Bir yandan gözümüzün içine baka baka ve utanmadan yalan yazıyorlar: "Önümüzdeki süreçte her adaya eşit mesafede ve adil habercilik anlayışıyla yaklaşacağımızı peşinen ilan ederiz..."
Yürrrüü!
Bir yandan da son umutlarını Selahattin Demirtaş'a bağladılar. Hani onları şöyle bir heyecanlandıran "Emine Ülker Tarhan atraksiyonu" tutmayınca.
Evet ya, Selahattin Demirtaş da dağların adayı. Üçüncü aday. "Birileri Çankaya'nın koltuğunun hayallerine şimdiden kapılmış olabilir, öyle olmadığını göstereceğiz" demiş.
İlahi... Bu hayale Ekmeleddin Hoca bile kapılamıyor, ki göstersen göstersen ancak ona gösterirsin.
Demirtaş yalnızca Kürt oylarını almayacakmış, "Beyaz Türkler'den" de oy alırmış. Hele solculardan, radikallerden, isyankârlardan, büyük kent gençliğinden falan... Bu durumda, beklendiği gibi yüzde 7'de kalmazmış, yüzde 11-12'yi bile bulurmuş.
Evet, Demirtaş, "Ekmeleddin" ismine gıcık kapan bir bölük Taksim çocuğundan oy alabilir. Ama işte bütün o solcular, radikaller, isyankârlar falan, toplumda küçük bir azınlık, çok küçük bir azınlık.
Bu durumda Demirtaş ancak "İhsanoğlu'nun oylarını kırma görevini" yerine getirmiş olur. Bu işi güya Tarhan yapacaktı, şimdi Demirtaş yapacak.
Kazanma ihtimali olmayan insanların yarışa niçin kafa koyduklarını öteden beri merak etmişimdir. Örneğin bir DSP niçin seçime girer? Bu partinin başkanı niçin "CHP iktidara geleceğimizi anladı da onun için bize saldırıyor" diyerek kargaları bile güldürür?
Gazetelerde adı geçsin diye herhalde. Belki de şu fani dünyayı terketmeden önce, Andre Malraux'nun deyimiyle "bir çizik atmış olmak" için.

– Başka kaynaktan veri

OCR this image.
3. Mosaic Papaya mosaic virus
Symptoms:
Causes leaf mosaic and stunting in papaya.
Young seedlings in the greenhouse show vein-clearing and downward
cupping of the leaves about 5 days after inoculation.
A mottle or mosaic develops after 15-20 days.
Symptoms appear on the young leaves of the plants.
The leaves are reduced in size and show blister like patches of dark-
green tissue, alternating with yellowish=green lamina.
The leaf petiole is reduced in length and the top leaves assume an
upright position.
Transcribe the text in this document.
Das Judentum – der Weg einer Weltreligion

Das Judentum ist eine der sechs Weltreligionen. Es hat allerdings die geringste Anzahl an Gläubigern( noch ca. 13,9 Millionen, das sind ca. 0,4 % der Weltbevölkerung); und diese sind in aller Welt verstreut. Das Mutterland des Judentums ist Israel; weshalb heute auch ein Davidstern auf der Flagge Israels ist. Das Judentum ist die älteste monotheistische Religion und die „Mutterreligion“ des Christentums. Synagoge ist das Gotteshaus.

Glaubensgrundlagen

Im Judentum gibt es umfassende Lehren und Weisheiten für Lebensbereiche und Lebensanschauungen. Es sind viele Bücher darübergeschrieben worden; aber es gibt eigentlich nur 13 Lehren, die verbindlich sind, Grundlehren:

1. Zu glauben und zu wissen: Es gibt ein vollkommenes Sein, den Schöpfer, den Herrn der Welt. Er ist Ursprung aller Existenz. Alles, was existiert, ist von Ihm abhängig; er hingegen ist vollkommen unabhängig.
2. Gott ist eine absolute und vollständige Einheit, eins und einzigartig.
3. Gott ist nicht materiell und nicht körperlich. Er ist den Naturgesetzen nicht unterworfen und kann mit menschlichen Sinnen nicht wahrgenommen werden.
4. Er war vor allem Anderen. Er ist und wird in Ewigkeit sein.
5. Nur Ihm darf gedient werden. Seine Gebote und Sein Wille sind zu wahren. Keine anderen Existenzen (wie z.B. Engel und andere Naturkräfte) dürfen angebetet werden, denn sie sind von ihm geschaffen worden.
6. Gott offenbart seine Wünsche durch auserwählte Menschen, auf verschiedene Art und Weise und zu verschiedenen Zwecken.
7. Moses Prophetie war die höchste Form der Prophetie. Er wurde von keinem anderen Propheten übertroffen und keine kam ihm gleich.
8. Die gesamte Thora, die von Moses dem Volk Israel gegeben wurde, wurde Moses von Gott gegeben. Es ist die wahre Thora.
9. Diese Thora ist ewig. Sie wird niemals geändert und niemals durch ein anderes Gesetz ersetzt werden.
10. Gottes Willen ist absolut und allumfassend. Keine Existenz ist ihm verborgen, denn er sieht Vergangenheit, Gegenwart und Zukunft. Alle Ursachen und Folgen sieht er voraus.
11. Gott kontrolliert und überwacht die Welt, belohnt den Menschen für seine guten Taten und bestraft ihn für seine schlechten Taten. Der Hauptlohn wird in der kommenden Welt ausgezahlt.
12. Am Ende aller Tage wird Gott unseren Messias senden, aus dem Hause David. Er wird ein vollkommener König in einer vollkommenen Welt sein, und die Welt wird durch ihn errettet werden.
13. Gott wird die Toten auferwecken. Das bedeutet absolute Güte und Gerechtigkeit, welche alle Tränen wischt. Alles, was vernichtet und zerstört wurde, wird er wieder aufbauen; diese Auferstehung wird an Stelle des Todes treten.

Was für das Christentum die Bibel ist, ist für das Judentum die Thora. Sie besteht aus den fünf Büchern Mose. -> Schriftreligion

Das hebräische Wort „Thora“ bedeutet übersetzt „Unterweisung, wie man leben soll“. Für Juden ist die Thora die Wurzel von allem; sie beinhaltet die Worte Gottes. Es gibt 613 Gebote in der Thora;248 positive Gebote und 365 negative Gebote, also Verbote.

Vallahi olursun Sayın Demirtaş... İyi bir eyalet valisi olursun, halkın oylarıyla. "Governor of New Mexico" falan gibi.
Ama ola ola ancak onu olursun. Muhayyel bir Kürdistan'a cumhurbaşkanı da olamazsın, senden önce Apo var. Öyleyse ne atıp tutuyorsun? Spor yapmak için mi?